Ongoing research project · ExposUM 2024

EAD

Environmental Anomaly Detection and Health Impacts: Addressing PFAS Risks
An interdisciplinary project combining environmental data analysis, knowledge representation, anomaly detection, and visual analytics to better understand PFAS contamination and its potential impacts on ecosystems and public health.

PFAS Ontology Engineering Knowledge Graphs Anomaly Detection Visual Analytics One Health

Project overview

PFAS are persistent pollutants detected in water, soil, wildlife, and human biological systems. EAD investigates how semantic technologies, machine learning, and visual exploration can be combined to detect anomalies, structure knowledge, and support explainable environmental analysis.

Why PFAS?

PFAS are a large family of highly persistent chemical compounds associated with major environmental and public health concerns. Their spread, persistence, and complex exposure pathways require more integrated analysis methods.

Core ambition

Build a comprehensive framework to integrate heterogeneous data, detect contamination patterns, and relate environmental exposure to potential health impacts.

Scientific perspective

The project follows a One Health vision, linking environmental quality, ecosystem dynamics, and human health through interoperable representations.

Main objectives

Knowledge representation

  • Construct and enrich an ontology set dedicated to environmental pollutants with an emphasis on PFAS.
  • Integrate structured and unstructured sources into a shared semantic model.
  • Support interoperability, reasoning, and reuse through knowledge graphs.

Data-driven analysis

  • Identify normal and abnormal behaviors through clustering and anomaly detection.
  • Explore spatio-temporal methods and deep learning models for contamination analysis.
  • Design interactive visual interfaces for transparent and explainable exploration.

Methodological pillars

Ontology engineering

Reuse and extend semantic resources to model pollutants, sources, exposure pathways, environmental effects, and health-related dimensions.

Hybrid anomaly detection

Combine clustering, deep learning, and semantic constraints to detect outliers, contamination zones, and emerging patterns in environmental datasets.

Visual analytics

Provide domain experts with interactive views, filters, and explainability features to inspect data, results, and uncertainty.

Current outcomes

Semantic resources

A first ontology and knowledge graph dedicated to PFAS and environmental exposure are available, following Linked Open Data principles.

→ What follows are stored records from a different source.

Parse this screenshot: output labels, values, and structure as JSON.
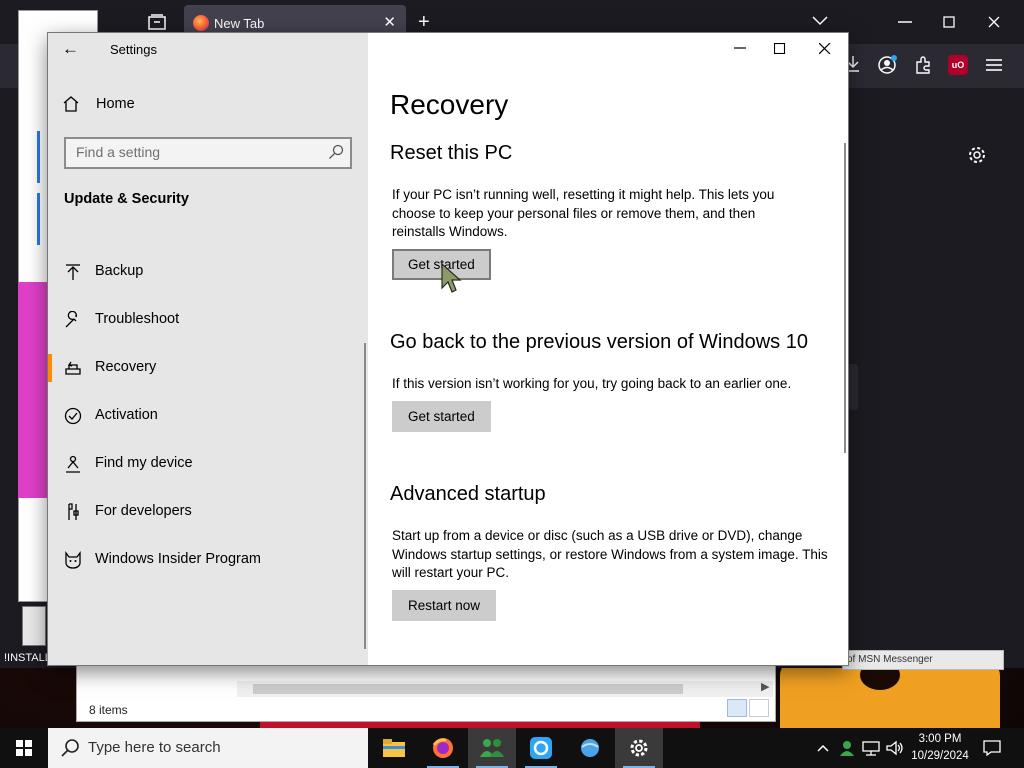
{
  "browser": {
    "tab_title": "New Tab",
    "tab_close": "✕",
    "new_tab": "+",
    "extension_badge": "uO"
  },
  "desktop": {
    "icon_label_installer": "!INSTALL"
  },
  "explorer": {
    "item_count": "8 items",
    "msn_text": "of MSN Messenger"
  },
  "settings": {
    "window_title": "Settings",
    "home_label": "Home",
    "search_placeholder": "Find a setting",
    "section_title": "Update & Security",
    "nav_items": [
      {
        "label": "Backup",
        "icon": "backup-icon"
      },
      {
        "label": "Troubleshoot",
        "icon": "wrench-icon"
      },
      {
        "label": "Recovery",
        "icon": "recovery-icon",
        "active": true
      },
      {
        "label": "Activation",
        "icon": "checkmark-circle-icon"
      },
      {
        "label": "Find my device",
        "icon": "person-pin-icon"
      },
      {
        "label": "For developers",
        "icon": "developer-tools-icon"
      },
      {
        "label": "Windows Insider Program",
        "icon": "insider-cat-icon"
      }
    ],
    "page_title": "Recovery",
    "sections": {
      "reset": {
        "heading": "Reset this PC",
        "text": "If your PC isn’t running well, resetting it might help. This lets you choose to keep your personal files or remove them, and then reinstalls Windows.",
        "button": "Get started"
      },
      "goback": {
        "heading": "Go back to the previous version of Windows 10",
        "text": "If this version isn’t working for you, try going back to an earlier one.",
        "button": "Get started"
      },
      "advanced": {
        "heading": "Advanced startup",
        "text": "Start up from a device or disc (such as a USB drive or DVD), change Windows startup settings, or restore Windows from a system image. This will restart your PC.",
        "button": "Restart now"
      }
    }
  },
  "taskbar": {
    "search_placeholder": "Type here to search",
    "time": "3:00 PM",
    "date": "10/29/2024",
    "pinned": [
      "file-explorer-icon",
      "firefox-icon",
      "msn-messenger-icon",
      "rustdesk-icon",
      "globe-app-icon",
      "settings-gear-icon"
    ]
  },
  "colors": {
    "accent": "#ff8c00",
    "nav_bg": "#e6e6e6",
    "button_bg": "#cccccc",
    "taskbar_bg": "#101010"
  }
}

Related resource: OntoPFAS

Exploration and explainability

A visualisation tool supports interaction with PFAS-related data, including geospatial inspection, filtering, and correlation analysis with explainability-oriented methods.

Clustering and interpolation

Initial work explores clustering approaches to mitigate sampling bias and improve trust in environmental analysis through confidence-aware spatial interpolation.

Towards enriched data hubs

The project aims to connect raw environmental measurements, structured semantic resources, and broader data platforms for more reusable PFAS knowledge infrastructures.

Project timeline

Phase 1 — Foundations Literature review, documentation, team meetings, and project coordination.
Phase 2 — Ontology construction Building and evaluating an ontology for environmental pollutants, with a focus on PFAS.
Phase 3 — Information extraction Developing models to populate the ontology from structured and textual data sources.
Phase 4 — Anomaly detection and analytics Designing data analysis approaches, contamination clustering strategies, and predictive models.
Phase 5 — Visual exploration and reporting Building expert-oriented interfaces, final evaluation, and dissemination.

Consortium

Partners

  • MISTEA (INRAE / Institut Agro)
  • LIRMM (CNRS / Université de Montpellier / Paul-Valéry Montpellier)
  • EPOC (CNRS)
  • PRODIG (CNRS)

Scientific leadership

The project is led by Pascal Neveu and Lylia Abrouk, in collaboration with specialists in machine learning, chemistry, geography, environmental health, and data journalism.